Black day for capitalists
A Delaware judge unwittingly exposes, yet again, the venal corruption at the heart of American free enterprise
Will Hutton
Sunday February 29, 2004
…Historically, culturally and economically this is only a recent doctrine. Companies were originally invented as a group of companions sharing risks in order to discharge a vital economic and social function from which they maximised profits. They would petition the crown for a licence to trade, promise that their intent and vocation was to do X and accept reciprocal obligations in return. The company thus accepted that society imposed obligations along with the right to trade and placed that above the quest for profits. For example, the East India Company in 1600 was granted a licence to trade with the proviso that it carried its cargoes in English vessels and paid duties to the crown. It then set out to maximise profits for its shareholders. It built a great business around a central vocation, accepted reciprocal obligations, and additionally made a lot of money.

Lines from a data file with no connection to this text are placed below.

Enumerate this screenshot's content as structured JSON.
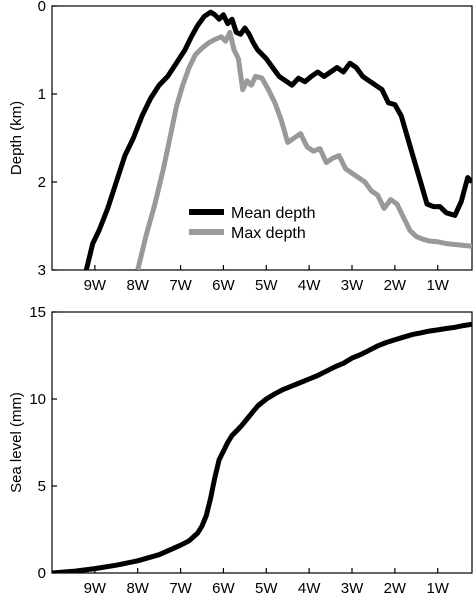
{
  "chart_data": [
    {
      "type": "line",
      "title": "",
      "xlabel": "",
      "ylabel": "Depth (km)",
      "ylim": [
        0,
        3
      ],
      "y_reversed": true,
      "xlim": [
        -10.0,
        -0.2
      ],
      "x_ticks": [
        -9,
        -8,
        -7,
        -6,
        -5,
        -4,
        -3,
        -2,
        -1
      ],
      "x_tick_labels": [
        "9W",
        "8W",
        "7W",
        "6W",
        "5W",
        "4W",
        "3W",
        "2W",
        "1W"
      ],
      "y_ticks": [
        0,
        1,
        2,
        3
      ],
      "y_tick_labels": [
        "0",
        "1",
        "2",
        "3"
      ],
      "grid": false,
      "legend_position": "lower-center",
      "series": [
        {
          "name": "Mean depth",
          "color": "#000000",
          "x": [
            -9.2,
            -9.05,
            -8.9,
            -8.7,
            -8.5,
            -8.3,
            -8.1,
            -7.9,
            -7.7,
            -7.5,
            -7.3,
            -7.1,
            -6.9,
            -6.75,
            -6.6,
            -6.45,
            -6.3,
            -6.2,
            -6.1,
            -6.0,
            -5.9,
            -5.8,
            -5.7,
            -5.6,
            -5.5,
            -5.4,
            -5.3,
            -5.2,
            -5.1,
            -5.0,
            -4.85,
            -4.7,
            -4.55,
            -4.4,
            -4.25,
            -4.1,
            -3.95,
            -3.8,
            -3.65,
            -3.5,
            -3.35,
            -3.2,
            -3.05,
            -2.9,
            -2.75,
            -2.6,
            -2.45,
            -2.3,
            -2.15,
            -2.0,
            -1.85,
            -1.7,
            -1.55,
            -1.4,
            -1.25,
            -1.1,
            -0.95,
            -0.8,
            -0.6,
            -0.45,
            -0.3,
            -0.2
          ],
          "values": [
            3.0,
            2.7,
            2.55,
            2.3,
            2.0,
            1.7,
            1.5,
            1.25,
            1.05,
            0.9,
            0.8,
            0.65,
            0.5,
            0.35,
            0.22,
            0.12,
            0.07,
            0.1,
            0.15,
            0.1,
            0.2,
            0.15,
            0.3,
            0.32,
            0.25,
            0.32,
            0.42,
            0.5,
            0.55,
            0.6,
            0.7,
            0.8,
            0.85,
            0.9,
            0.82,
            0.86,
            0.8,
            0.75,
            0.8,
            0.75,
            0.7,
            0.75,
            0.65,
            0.7,
            0.8,
            0.85,
            0.9,
            0.95,
            1.1,
            1.12,
            1.25,
            1.5,
            1.75,
            2.0,
            2.25,
            2.28,
            2.28,
            2.35,
            2.38,
            2.22,
            1.95,
            2.0
          ]
        },
        {
          "name": "Max depth",
          "color": "#999999",
          "x": [
            -8.0,
            -7.8,
            -7.6,
            -7.4,
            -7.25,
            -7.1,
            -6.95,
            -6.8,
            -6.65,
            -6.5,
            -6.35,
            -6.2,
            -6.05,
            -5.95,
            -5.85,
            -5.75,
            -5.65,
            -5.55,
            -5.45,
            -5.35,
            -5.25,
            -5.1,
            -4.95,
            -4.8,
            -4.65,
            -4.5,
            -4.35,
            -4.2,
            -4.05,
            -3.9,
            -3.75,
            -3.6,
            -3.45,
            -3.3,
            -3.15,
            -3.0,
            -2.85,
            -2.7,
            -2.55,
            -2.4,
            -2.25,
            -2.1,
            -1.95,
            -1.8,
            -1.65,
            -1.5,
            -1.35,
            -1.2,
            -1.0,
            -0.8,
            -0.6,
            -0.4,
            -0.2
          ],
          "values": [
            3.0,
            2.6,
            2.25,
            1.85,
            1.5,
            1.15,
            0.9,
            0.7,
            0.55,
            0.48,
            0.42,
            0.38,
            0.35,
            0.4,
            0.3,
            0.5,
            0.6,
            0.95,
            0.85,
            0.9,
            0.8,
            0.82,
            0.95,
            1.1,
            1.3,
            1.55,
            1.5,
            1.45,
            1.6,
            1.65,
            1.62,
            1.78,
            1.73,
            1.7,
            1.85,
            1.9,
            1.95,
            2.0,
            2.1,
            2.15,
            2.3,
            2.2,
            2.25,
            2.4,
            2.55,
            2.62,
            2.65,
            2.67,
            2.68,
            2.7,
            2.71,
            2.72,
            2.73
          ]
        }
      ],
      "legend": [
        "Mean depth",
        "Max depth"
      ]
    },
    {
      "type": "line",
      "title": "",
      "xlabel": "",
      "ylabel": "Sea level (mm)",
      "ylim": [
        0,
        15
      ],
      "xlim": [
        -10.0,
        -0.2
      ],
      "x_ticks": [
        -9,
        -8,
        -7,
        -6,
        -5,
        -4,
        -3,
        -2,
        -1
      ],
      "x_tick_labels": [
        "9W",
        "8W",
        "7W",
        "6W",
        "5W",
        "4W",
        "3W",
        "2W",
        "1W"
      ],
      "y_ticks": [
        0,
        5,
        10,
        15
      ],
      "y_tick_labels": [
        "0",
        "5",
        "10",
        "15"
      ],
      "grid": false,
      "series": [
        {
          "color": "#000000",
          "x": [
            -10.0,
            -9.5,
            -9.0,
            -8.5,
            -8.0,
            -7.5,
            -7.0,
            -6.8,
            -6.6,
            -6.5,
            -6.4,
            -6.3,
            -6.2,
            -6.1,
            -6.0,
            -5.9,
            -5.8,
            -5.7,
            -5.6,
            -5.5,
            -5.4,
            -5.3,
            -5.2,
            -5.0,
            -4.8,
            -4.6,
            -4.4,
            -4.2,
            -4.0,
            -3.8,
            -3.6,
            -3.4,
            -3.2,
            -3.0,
            -2.8,
            -2.6,
            -2.4,
            -2.2,
            -2.0,
            -1.8,
            -1.6,
            -1.4,
            -1.2,
            -1.0,
            -0.8,
            -0.6,
            -0.4,
            -0.2
          ],
          "values": [
            0.0,
            0.1,
            0.25,
            0.45,
            0.7,
            1.05,
            1.6,
            1.85,
            2.3,
            2.7,
            3.3,
            4.3,
            5.5,
            6.5,
            7.0,
            7.5,
            7.9,
            8.15,
            8.4,
            8.7,
            9.0,
            9.3,
            9.6,
            10.0,
            10.3,
            10.55,
            10.75,
            10.95,
            11.15,
            11.35,
            11.6,
            11.85,
            12.05,
            12.35,
            12.55,
            12.8,
            13.05,
            13.25,
            13.4,
            13.55,
            13.7,
            13.8,
            13.9,
            13.97,
            14.05,
            14.12,
            14.22,
            14.3
          ]
        }
      ]
    }
  ]
}
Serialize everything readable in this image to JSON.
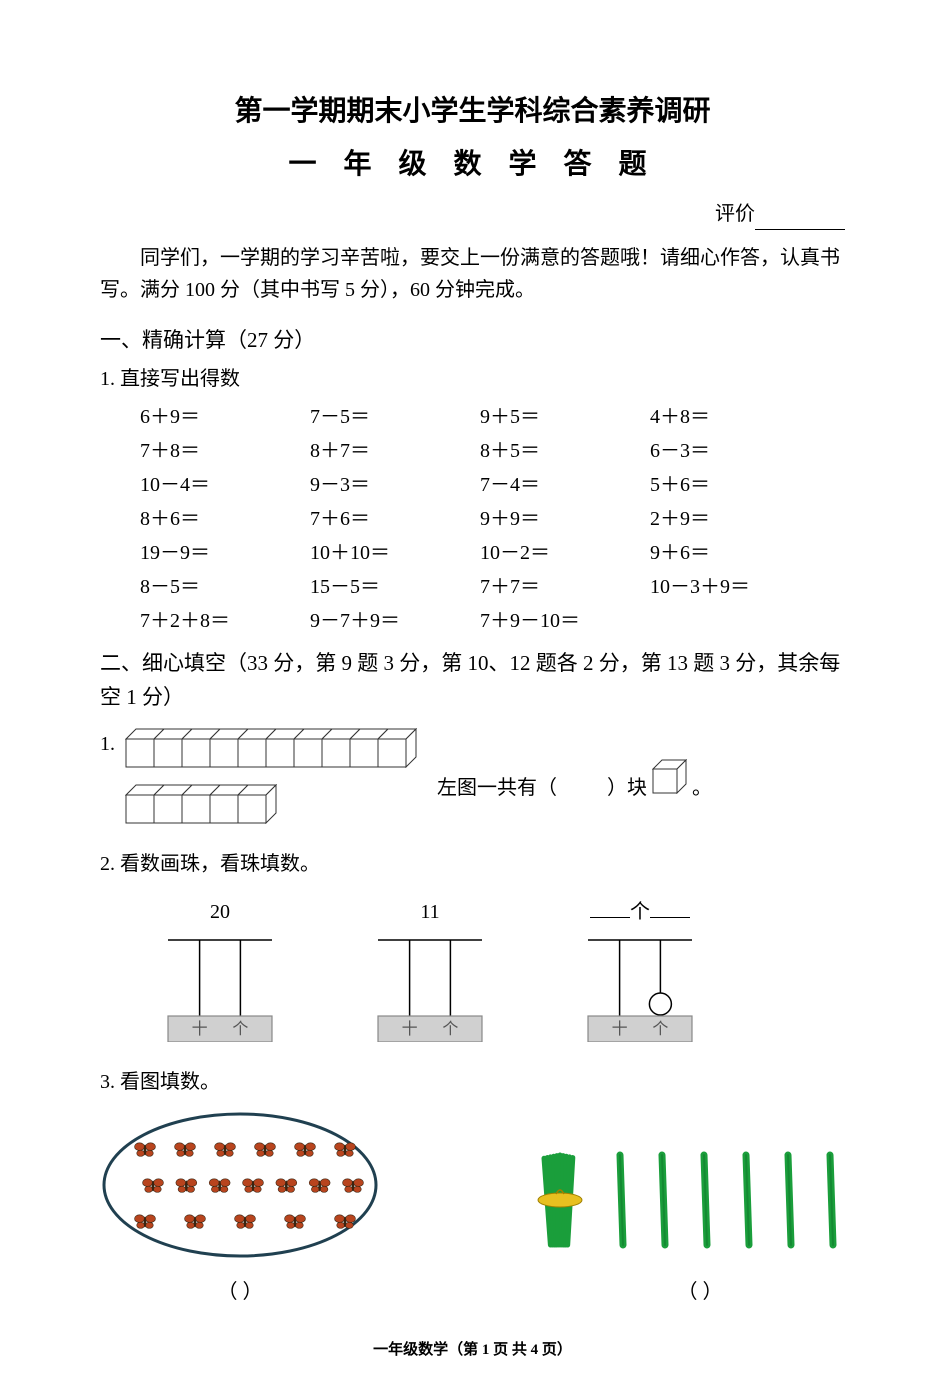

This classic conception of the company, at the heart of Anglo Saxon capitalism at its best, has been wrecked by the pernicious notion, incubated by the American Right, that a company is no more than a network of contracts that maximises returns for its shareholders. The idea that it should have an organisational purpose, earn a licence to trade or accept obligations to the society of which it is part is 'socialist'. Yet a capitalism run along these allegedly purist principles soon loses its bearings and its companies degenerate. At their worst, like Black's Hollinger or Enron and WorldCom, they collapse under the weight of individual greed.